ZHANG等[13]在Aβ1-40肽诱导痴呆的小鼠模型中研究发现,低分子量硫酸软骨素(low molecular weight chondroitin sulfate,LMWCS)可改善Aβ1-40诱导的认知障碍,增加小鼠大脑中的胆碱乙酰转移酶、超氧化物歧化酶和谷胱甘肽过氧化物酶的水平,降低丙二醛和乙酰胆碱酯酶。此外,LMWCS还可以降低小鼠海马CA1区锥体细胞的密度,抑制Bax/Bcl-2、Caspase-3和Caspase-9的蛋白表达。研究发现[14,15,16],LMWCS通过增加超氧化物歧化酶、谷胱甘肽过氧化物酶和Na+/K+/-ATP酶的活性并降低丙二醛含量,抑制Bcl-2和Bax的失衡,降低Caspase-3和Caspase-9的表达,抑制促炎细胞因子[IL-1β、肿瘤坏死因子(TNF)-α和IL-6]的分泌,减少大脑中活性氧(reactive oxygen species,ROS)的产生和磷酸化Tau(Ser404)的水平,抑制Aβ诱导的氧化应激和线粒体功能异常紊乱,来改善AD症状。
通过
酸性黏多糖类药物具有抗凝血作用,肝素是应用最广而且在体内体外都有抗凝血作用的物质。CS的化学结构与肝素相似,也具有一定的抗凝血作用,但CS的抗凝活性是通过纤维蛋白原系统来发挥的。在体外CS具有一定的抗凝血作用,但作用效果远低于肝素[24]。研究发现,与肝素衍生物相比,岩藻糖基CS及其解聚碎片具有不同的抗凝机制,降低了不良反应和出血的风险,然而,由于缺乏结构明确的寡糖,进一步开发受到了阻碍[25]。

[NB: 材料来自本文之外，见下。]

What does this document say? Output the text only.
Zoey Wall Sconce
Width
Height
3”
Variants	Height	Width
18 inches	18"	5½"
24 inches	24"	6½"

从六糖到十八糖的高度纯化的岩藻糖基化CS在体内具有抗血栓作用。经注射后可强烈的表现出抑制静脉血栓形成,这归因于岩藻糖基化CS 9-18寡聚体与各种凝血因子的相互作用,特别是FIXa,最终抑制了静脉血栓形成的产生,而且岩藻糖基化CS 9~18寡聚体可以通过肾脏排泄,在血液循环过程中也不会导致出血、低血压或血小板聚集风险[26]。

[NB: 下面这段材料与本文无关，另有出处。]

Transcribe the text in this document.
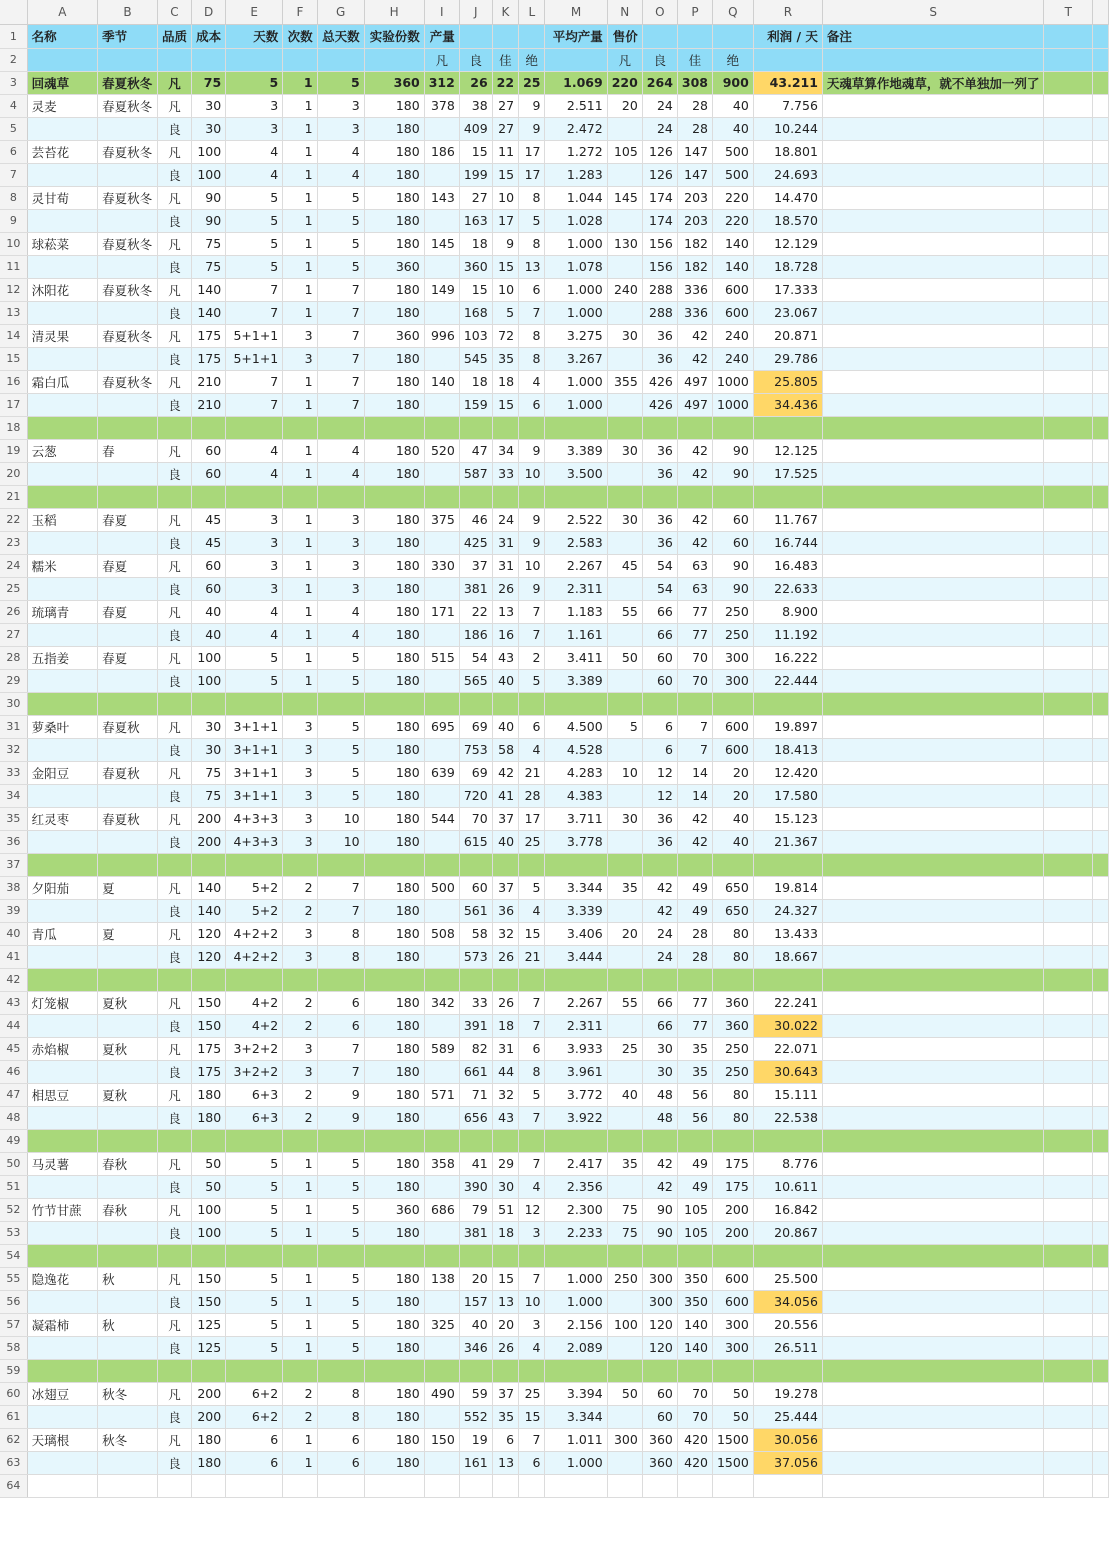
	A	B	C	D	E	F	G	H	I	J	K	L	M	N	O	P	Q	R	S	T	
1	名称	季节	品质	成本	天数	次数	总天数	实验份数	产量				平均产量	售价				利润 / 天	备注		
2									凡	良	佳	绝		凡	良	佳	绝				
3	回魂草	春夏秋冬	凡	75	5	1	5	360	312	26	22	25	1.069	220	264	308	900	43.211	天魂草算作地魂草，就不单独加一列了		
4	灵麦	春夏秋冬	凡	30	3	1	3	180	378	38	27	9	2.511	20	24	28	40	7.756			
5			良	30	3	1	3	180		409	27	9	2.472		24	28	40	10.244			
6	芸苔花	春夏秋冬	凡	100	4	1	4	180	186	15	11	17	1.272	105	126	147	500	18.801			
7			良	100	4	1	4	180		199	15	17	1.283		126	147	500	24.693			
8	灵甘荀	春夏秋冬	凡	90	5	1	5	180	143	27	10	8	1.044	145	174	203	220	14.470			
9			良	90	5	1	5	180		163	17	5	1.028		174	203	220	18.570			
10	球菘菜	春夏秋冬	凡	75	5	1	5	180	145	18	9	8	1.000	130	156	182	140	12.129			
11			良	75	5	1	5	360		360	15	13	1.078		156	182	140	18.728			
12	沐阳花	春夏秋冬	凡	140	7	1	7	180	149	15	10	6	1.000	240	288	336	600	17.333			
13			良	140	7	1	7	180		168	5	7	1.000		288	336	600	23.067			
14	清灵果	春夏秋冬	凡	175	5+1+1	3	7	360	996	103	72	8	3.275	30	36	42	240	20.871			
15			良	175	5+1+1	3	7	180		545	35	8	3.267		36	42	240	29.786			
16	霜白瓜	春夏秋冬	凡	210	7	1	7	180	140	18	18	4	1.000	355	426	497	1000	25.805			
17			良	210	7	1	7	180		159	15	6	1.000		426	497	1000	34.436			
18																					
19	云葱	春	凡	60	4	1	4	180	520	47	34	9	3.389	30	36	42	90	12.125			
20			良	60	4	1	4	180		587	33	10	3.500		36	42	90	17.525			
21																					
22	玉稻	春夏	凡	45	3	1	3	180	375	46	24	9	2.522	30	36	42	60	11.767			
23			良	45	3	1	3	180		425	31	9	2.583		36	42	60	16.744			
24	糯米	春夏	凡	60	3	1	3	180	330	37	31	10	2.267	45	54	63	90	16.483			
25			良	60	3	1	3	180		381	26	9	2.311		54	63	90	22.633			
26	琉璃青	春夏	凡	40	4	1	4	180	171	22	13	7	1.183	55	66	77	250	8.900			
27			良	40	4	1	4	180		186	16	7	1.161		66	77	250	11.192			
28	五指姜	春夏	凡	100	5	1	5	180	515	54	43	2	3.411	50	60	70	300	16.222			
29			良	100	5	1	5	180		565	40	5	3.389		60	70	300	22.444			
30																					
31	萝桑叶	春夏秋	凡	30	3+1+1	3	5	180	695	69	40	6	4.500	5	6	7	600	19.897			
32			良	30	3+1+1	3	5	180		753	58	4	4.528		6	7	600	18.413			
33	金阳豆	春夏秋	凡	75	3+1+1	3	5	180	639	69	42	21	4.283	10	12	14	20	12.420			
34			良	75	3+1+1	3	5	180		720	41	28	4.383		12	14	20	17.580			
35	红灵枣	春夏秋	凡	200	4+3+3	3	10	180	544	70	37	17	3.711	30	36	42	40	15.123			
36			良	200	4+3+3	3	10	180		615	40	25	3.778		36	42	40	21.367			
37																					
38	夕阳茄	夏	凡	140	5+2	2	7	180	500	60	37	5	3.344	35	42	49	650	19.814			
39			良	140	5+2	2	7	180		561	36	4	3.339		42	49	650	24.327			
40	青瓜	夏	凡	120	4+2+2	3	8	180	508	58	32	15	3.406	20	24	28	80	13.433			
41			良	120	4+2+2	3	8	180		573	26	21	3.444		24	28	80	18.667			
42																					
43	灯笼椒	夏秋	凡	150	4+2	2	6	180	342	33	26	7	2.267	55	66	77	360	22.241			
44			良	150	4+2	2	6	180		391	18	7	2.311		66	77	360	30.022			
45	赤焰椒	夏秋	凡	175	3+2+2	3	7	180	589	82	31	6	3.933	25	30	35	250	22.071			
46			良	175	3+2+2	3	7	180		661	44	8	3.961		30	35	250	30.643			
47	相思豆	夏秋	凡	180	6+3	2	9	180	571	71	32	5	3.772	40	48	56	80	15.111			
48			良	180	6+3	2	9	180		656	43	7	3.922		48	56	80	22.538			
49																					
50	马灵薯	春秋	凡	50	5	1	5	180	358	41	29	7	2.417	35	42	49	175	8.776			
51			良	50	5	1	5	180		390	30	4	2.356		42	49	175	10.611			
52	竹节甘蔗	春秋	凡	100	5	1	5	360	686	79	51	12	2.300	75	90	105	200	16.842			
53			良	100	5	1	5	180		381	18	3	2.233	75	90	105	200	20.867			
54																					
55	隐逸花	秋	凡	150	5	1	5	180	138	20	15	7	1.000	250	300	350	600	25.500			
56			良	150	5	1	5	180		157	13	10	1.000		300	350	600	34.056			
57	凝霜柿	秋	凡	125	5	1	5	180	325	40	20	3	2.156	100	120	140	300	20.556			
58			良	125	5	1	5	180		346	26	4	2.089		120	140	300	26.511			
59																					
60	冰翅豆	秋冬	凡	200	6+2	2	8	180	490	59	37	25	3.394	50	60	70	50	19.278			
61			良	200	6+2	2	8	180		552	35	15	3.344		60	70	50	25.444			
62	天璃根	秋冬	凡	180	6	1	6	180	150	19	6	7	1.011	300	360	420	1500	30.056			
63			良	180	6	1	6	180		161	13	6	1.000		360	420	1500	37.056			
64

CS及其衍生物是重要的生化药物,在抗炎、抗AD、保护心脑血管等方面表现出良好的潜力,未来的研究还应充分考虑其给药途径,否则将难以达到预期疗效。未来众多的研究应在加强生产工艺、分析技术和活性研究的基础上开发新的CS及其衍生物资源,扩展其在食品、保健品等领域的应用。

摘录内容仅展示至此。